Effect of LEO (Lycium Essential Oils) as Green Inhibitors of Calcium Carbonate Scale on Nanoparticles-Doped Ultrafiltration Membrane (UFM) and Water Treatment

• Published in: Arabian journal for science and engineering (2011) Vol. 47; no. 5; pp. 6233 - 6243
• Main Authors: Alhalili, Zahrah, Souli, Hana, Smiri, Moêz
• Format: Journal Article
• Language: English
• Published: Berlin/Heidelberg Springer Berlin Heidelberg 01.05.2022; Springer Nature B.V
• Subjects: Antioxidants; Calcium carbonate; Cathodic polarization; Desalination; Electrochemical impedance spectroscopy; Electrode polarization; Engineering; Essential oils; Humanities and Social Sciences; Membranes; multidisciplinary; Nanoparticles; Oils & fats; Research Article-Chemical Engineering; Saline water; Science; Ultrafiltration; Water discharge; Water treatment; Anti-scalant; Inhibitors; Essential Oils (LEO); Ultrafiltration Membranes (UFM); Extract; Scales; Chronoamperometry; Electrochemical Impedance Spectroscopy (EIS); Nanoparticles (NPs)

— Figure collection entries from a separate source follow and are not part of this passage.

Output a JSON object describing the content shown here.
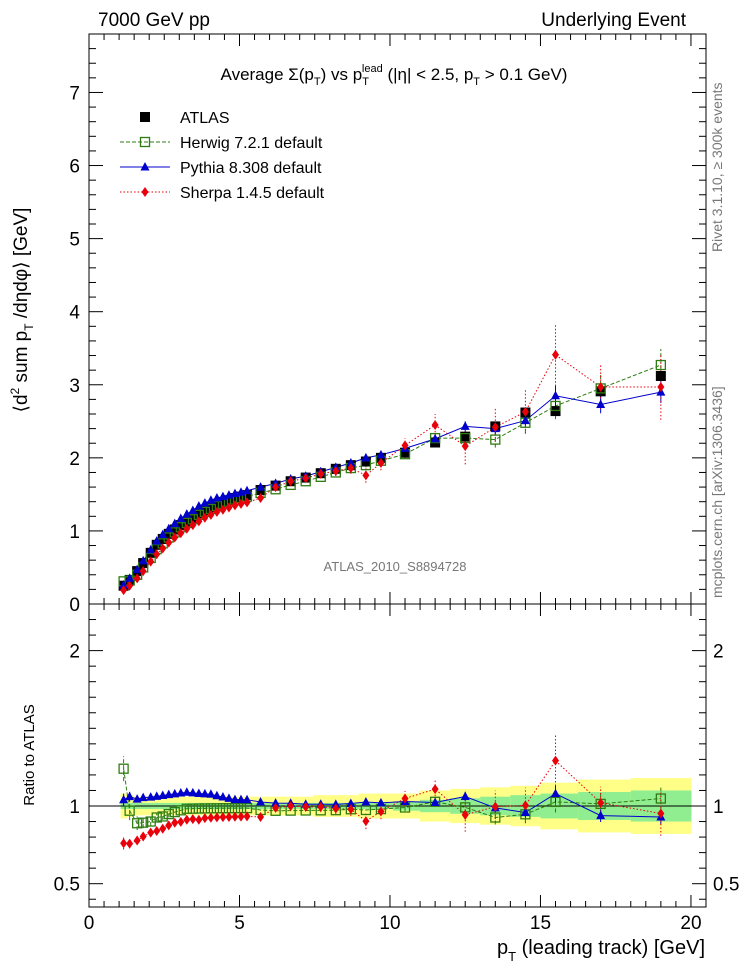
{
  "header": {
    "left": "7000 GeV pp",
    "right": "Underlying Event",
    "side_top": "Rivet 3.1.10, ≥ 300k events",
    "side_bottom": "mcplots.cern.ch [arXiv:1306.3436]"
  },
  "chart_data": {
    "type": "scatter",
    "title": "Average Σ(p_T) vs p_T^lead (|η| < 2.5, p_T > 0.1 GeV)",
    "analysis_tag": "ATLAS_2010_S8894728",
    "xlabel": "p_T (leading track) [GeV]",
    "ylabel": "⟨d² sum p_T /dηdφ⟩ [GeV]",
    "ratio_ylabel": "Ratio to ATLAS",
    "xlim": [
      0,
      20.5
    ],
    "ylim": [
      0,
      7.8
    ],
    "ratio_ylim": [
      0.35,
      2.3
    ],
    "x_ticks": [
      0,
      5,
      10,
      15,
      20
    ],
    "y_ticks": [
      0,
      1,
      2,
      3,
      4,
      5,
      6,
      7
    ],
    "ratio_ticks": [
      0.5,
      1,
      2
    ],
    "legend_position": "top-left",
    "x": [
      1.15,
      1.35,
      1.6,
      1.8,
      2.05,
      2.25,
      2.45,
      2.65,
      2.85,
      3.05,
      3.25,
      3.45,
      3.65,
      3.85,
      4.05,
      4.25,
      4.45,
      4.65,
      4.85,
      5.05,
      5.25,
      5.7,
      6.2,
      6.7,
      7.2,
      7.7,
      8.2,
      8.7,
      9.2,
      9.7,
      10.5,
      11.5,
      12.5,
      13.5,
      14.5,
      15.5,
      17.0,
      19.0
    ],
    "series": [
      {
        "name": "ATLAS",
        "color": "#000000",
        "marker": "square",
        "values": [
          0.25,
          0.33,
          0.45,
          0.56,
          0.7,
          0.81,
          0.89,
          0.96,
          1.02,
          1.08,
          1.13,
          1.18,
          1.24,
          1.28,
          1.32,
          1.36,
          1.39,
          1.42,
          1.45,
          1.47,
          1.49,
          1.56,
          1.62,
          1.68,
          1.73,
          1.79,
          1.85,
          1.9,
          1.95,
          2.0,
          2.07,
          2.21,
          2.29,
          2.43,
          2.62,
          2.64,
          2.91,
          3.12
        ]
      },
      {
        "name": "Herwig 7.2.1 default",
        "color": "#2f7d12",
        "marker": "open-square",
        "values": [
          0.31,
          0.32,
          0.4,
          0.5,
          0.63,
          0.75,
          0.83,
          0.91,
          0.98,
          1.05,
          1.11,
          1.16,
          1.22,
          1.26,
          1.3,
          1.34,
          1.37,
          1.4,
          1.43,
          1.45,
          1.47,
          1.52,
          1.57,
          1.63,
          1.68,
          1.74,
          1.8,
          1.86,
          1.9,
          1.96,
          2.05,
          2.27,
          2.27,
          2.25,
          2.48,
          2.71,
          2.95,
          3.27
        ]
      },
      {
        "name": "Pythia 8.308 default",
        "color": "#0000cc",
        "marker": "triangle",
        "values": [
          0.26,
          0.35,
          0.47,
          0.59,
          0.74,
          0.86,
          0.95,
          1.03,
          1.1,
          1.17,
          1.23,
          1.28,
          1.34,
          1.38,
          1.42,
          1.45,
          1.47,
          1.49,
          1.51,
          1.53,
          1.55,
          1.6,
          1.65,
          1.71,
          1.75,
          1.81,
          1.87,
          1.93,
          2.0,
          2.04,
          2.13,
          2.26,
          2.43,
          2.4,
          2.51,
          2.85,
          2.73,
          2.9
        ]
      },
      {
        "name": "Sherpa 1.4.5 default",
        "color": "#e8000b",
        "marker": "diamond",
        "values": [
          0.19,
          0.25,
          0.35,
          0.45,
          0.58,
          0.68,
          0.76,
          0.84,
          0.91,
          0.97,
          1.03,
          1.08,
          1.13,
          1.18,
          1.22,
          1.26,
          1.29,
          1.32,
          1.35,
          1.37,
          1.39,
          1.45,
          1.6,
          1.68,
          1.72,
          1.78,
          1.82,
          1.86,
          1.76,
          1.93,
          2.17,
          2.45,
          2.16,
          2.42,
          2.63,
          3.41,
          2.97,
          2.97
        ]
      }
    ],
    "errors": {
      "Herwig 7.2.1 default": [
        0.02,
        0.02,
        0.02,
        0.02,
        0.02,
        0.02,
        0.02,
        0.02,
        0.02,
        0.02,
        0.02,
        0.02,
        0.02,
        0.02,
        0.02,
        0.02,
        0.02,
        0.02,
        0.02,
        0.02,
        0.02,
        0.02,
        0.02,
        0.02,
        0.02,
        0.02,
        0.02,
        0.03,
        0.03,
        0.04,
        0.05,
        0.07,
        0.09,
        0.11,
        0.14,
        0.18,
        0.2,
        0.22
      ],
      "Pythia 8.308 default": [
        0.01,
        0.01,
        0.01,
        0.01,
        0.01,
        0.01,
        0.01,
        0.01,
        0.01,
        0.01,
        0.01,
        0.01,
        0.01,
        0.01,
        0.01,
        0.01,
        0.01,
        0.01,
        0.01,
        0.01,
        0.01,
        0.01,
        0.01,
        0.02,
        0.02,
        0.02,
        0.02,
        0.02,
        0.03,
        0.03,
        0.04,
        0.05,
        0.07,
        0.08,
        0.1,
        0.15,
        0.12,
        0.15
      ],
      "Sherpa 1.4.5 default": [
        0.01,
        0.01,
        0.01,
        0.01,
        0.01,
        0.01,
        0.01,
        0.01,
        0.01,
        0.01,
        0.01,
        0.01,
        0.01,
        0.02,
        0.02,
        0.02,
        0.02,
        0.02,
        0.02,
        0.02,
        0.02,
        0.03,
        0.03,
        0.04,
        0.05,
        0.06,
        0.07,
        0.08,
        0.1,
        0.1,
        0.1,
        0.15,
        0.25,
        0.25,
        0.3,
        0.43,
        0.3,
        0.45
      ]
    },
    "ratio_band": {
      "stat_color": "#90ee90",
      "total_color": "#ffff88",
      "total_halfwidth": [
        0.08,
        0.07,
        0.06,
        0.06,
        0.06,
        0.06,
        0.06,
        0.06,
        0.06,
        0.06,
        0.06,
        0.06,
        0.06,
        0.06,
        0.06,
        0.06,
        0.06,
        0.06,
        0.06,
        0.06,
        0.06,
        0.06,
        0.06,
        0.06,
        0.06,
        0.07,
        0.07,
        0.07,
        0.08,
        0.08,
        0.08,
        0.1,
        0.11,
        0.12,
        0.13,
        0.15,
        0.17,
        0.18
      ],
      "stat_halfwidth": [
        0.02,
        0.02,
        0.02,
        0.02,
        0.02,
        0.02,
        0.02,
        0.02,
        0.02,
        0.02,
        0.02,
        0.02,
        0.02,
        0.02,
        0.02,
        0.02,
        0.02,
        0.02,
        0.02,
        0.02,
        0.02,
        0.02,
        0.02,
        0.02,
        0.02,
        0.02,
        0.02,
        0.02,
        0.02,
        0.02,
        0.03,
        0.04,
        0.05,
        0.06,
        0.07,
        0.08,
        0.09,
        0.1
      ]
    }
  }
}
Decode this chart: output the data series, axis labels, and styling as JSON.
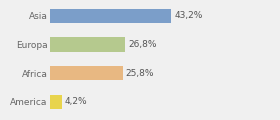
{
  "categories": [
    "America",
    "Africa",
    "Europa",
    "Asia"
  ],
  "values": [
    4.2,
    25.8,
    26.8,
    43.2
  ],
  "labels": [
    "4,2%",
    "25,8%",
    "26,8%",
    "43,2%"
  ],
  "bar_colors": [
    "#e8d44d",
    "#e8b882",
    "#b5c98e",
    "#7b9ec9"
  ],
  "background_color": "#f0f0f0",
  "xlim": [
    0,
    70
  ],
  "bar_height": 0.5,
  "label_fontsize": 6.5,
  "tick_fontsize": 6.5
}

• ISSN: 2193-567X; 1319-8025; 2191-4281
• DOI: 10.1007/s13369-021-06183-5

Considering the growing environmental concerns about the discharge of saline water coming from desalination systems, the present work is of significant interest. The effect of LEO ( Lycium Essential Oils) as green inhibitors of calcium carbonate scale has been investigated in this study. We used conductivity measurements, nanoparticles-doped membranes technologies, electrochemical impedance spectroscopy (EIS), and chronoamperometry techniques. The calcium carbonate scale was deposited from the brine solution by cathodic polarization of the steel surface. The observed anti-scaling property can be partly explained by the presence of plant antioxidants. Antioxidants retarded calcium carbonate precipitation via the formation of a complex with the calcium cations. Without LEO, adherent film formed over the steel surface, under cathodic polarization, by the deposition of the calcium complex.